Fourth of July brings high fire danger this year
By: Carly O'Keefe
This Fourth of July weekend is hot, dry and at times, windy. That means folks should use extreme caution with campfires and fireworks or their holiday could go up in smoke.
One Williamson County man learned that not only holiday fun, but also yard work poses a fire danger on a dry and windy day.
"It started just a little fire in the corner," said Frank Snider. "It didn't take long."
You could see smoke rising from Snider's barn for miles. But the blaze started out very small.

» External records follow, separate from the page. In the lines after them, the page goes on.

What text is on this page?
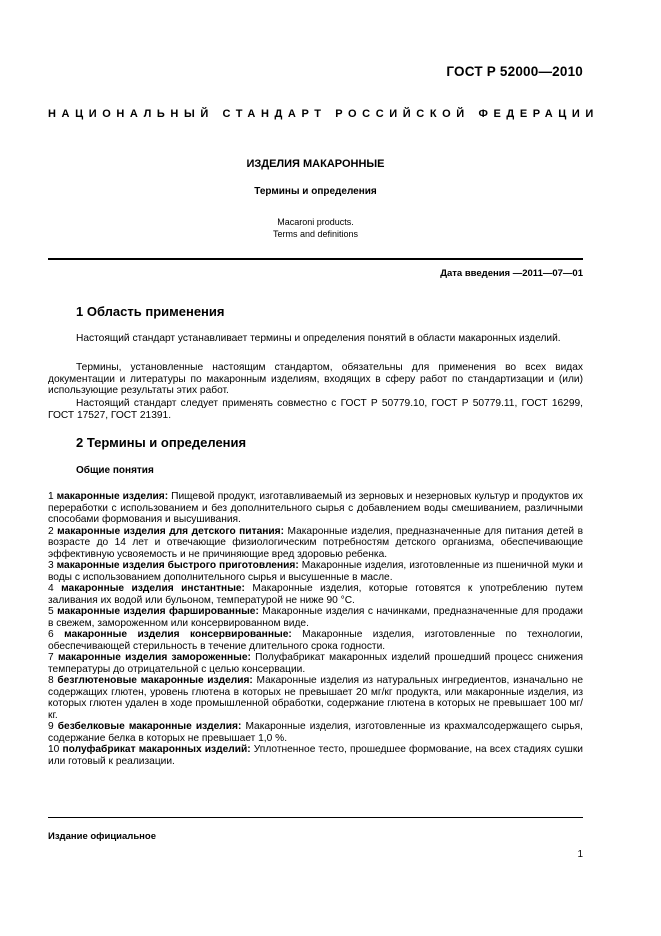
ГОСТ Р 52000—2010
НАЦИОНАЛЬНЫЙ СТАНДАРТ РОССИЙСКОЙ ФЕДЕРАЦИИ
ИЗДЕЛИЯ МАКАРОННЫЕ
Термины и определения
Macaroni products.
Terms and definitions
Дата введения —2011—07—01
1 Область применения

Настоящий стандарт устанавливает термины и определения понятий в области макаронных изделий.

Термины, установленные настоящим стандартом, обязательны для применения во всех видах документации и литературы по макаронным изделиям, входящих в сферу работ по стандартизации и (или) использующие результаты этих работ.

Настоящий стандарт следует применять совместно с ГОСТ Р 50779.10, ГОСТ Р 50779.11, ГОСТ 16299, ГОСТ 17527, ГОСТ 21391.

2 Термины и определения
Общие понятия

1 макаронные изделия: Пищевой продукт, изготавливаемый из зерновых и незерновых культур и продуктов их переработки с использованием и без дополнительного сырья с добавлением воды смешиванием, различными способами формования и высушивания.

2 макаронные изделия для детского питания: Макаронные изделия, предназначенные для питания детей в возрасте до 14 лет и отвечающие физиологическим потребностям детского организма, обеспечивающие эффективную усвояемость и не причиняющие вред здоровью ребенка.

3 макаронные изделия быстрого приготовления: Макаронные изделия, изготовленные из пшеничной муки и воды с использованием дополнительного сырья и высушенные в масле.

4 макаронные изделия инстантные: Макаронные изделия, которые готовятся к употреблению путем заливания их водой или бульоном, температурой не ниже 90 °С.

5 макаронные изделия фаршированные: Макаронные изделия с начинками, предназначенные для продажи в свежем, замороженном или консервированном виде.

6 макаронные изделия консервированные: Макаронные изделия, изготовленные по технологии, обеспечивающей стерильность в течение длительного срока годности.

7 макаронные изделия замороженные: Полуфабрикат макаронных изделий прошедший процесс снижения температуры до отрицательной с целью консервации.

8 безглютеновые макаронные изделия: Макаронные изделия из натуральных ингредиентов, изначально не содержащих глютен, уровень глютена в которых не превышает 20 мг/кг продукта, или макаронные изделия, из которых глютен удален в ходе промышленной обработки, содержание глютена в которых не превышает 100 мг/кг.

9 безбелковые макаронные изделия: Макаронные изделия, изготовленные из крахмалсодержащего сырья, содержание белка в которых не превышает 1,0 %.

10 полуфабрикат макаронных изделий: Уплотненное тесто, прошедшее формование, на всех стадиях сушки или готовый к реализации.

Издание официальное
1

Snider's lawn mower backfired inside the barn, but that was all it took to burn the structure to the ground.
"It's (the lawn mower) been spitting fire out of the exhaust, and I saw that little flick of flame there and I went and got the hose and put it out. The rest is history," said Snider.
Snider initially thought he'd put out the fire with his garden hose, but when he noticed it was still burning, he called 911.
"When I called 911, gosh, you couldn't see nothing. It was just a little small fire inside," Snider said.
Snider says the wind picked up, and by the time firefighters arrived, the barn was in flames.
"It's been dry and it's also hot," said Army Corps. of Engineers Park Ranger Mark Roderick. "That combination of dry and hot really increases the fire danger."
Rend Lake Park Rangers know how quickly a fire can start and spread out of control.
"You've got dry grasses, dry debris, dry pine needles, that all in these conditions can catch fire very fast with very little ignition source," said Roderick.
Campers at Rend Lake are asked to keep a close eye on their camp fires this holiday weekend and entirely refrain from one Fourth of July tradition.
"Our biggest concern is fireworks," said Roderick. "Fireworks are extremely hot and they can catch things on fire very easily."
While rangers hope for a fire-free July Fourth, they're prepared; they know it doesn't take much to spark something big.
"All of our fire equipment is ready to go and on standby," said Roderick. "We can make a first response; if we can't knock it down we can call in the area fire departments for back up."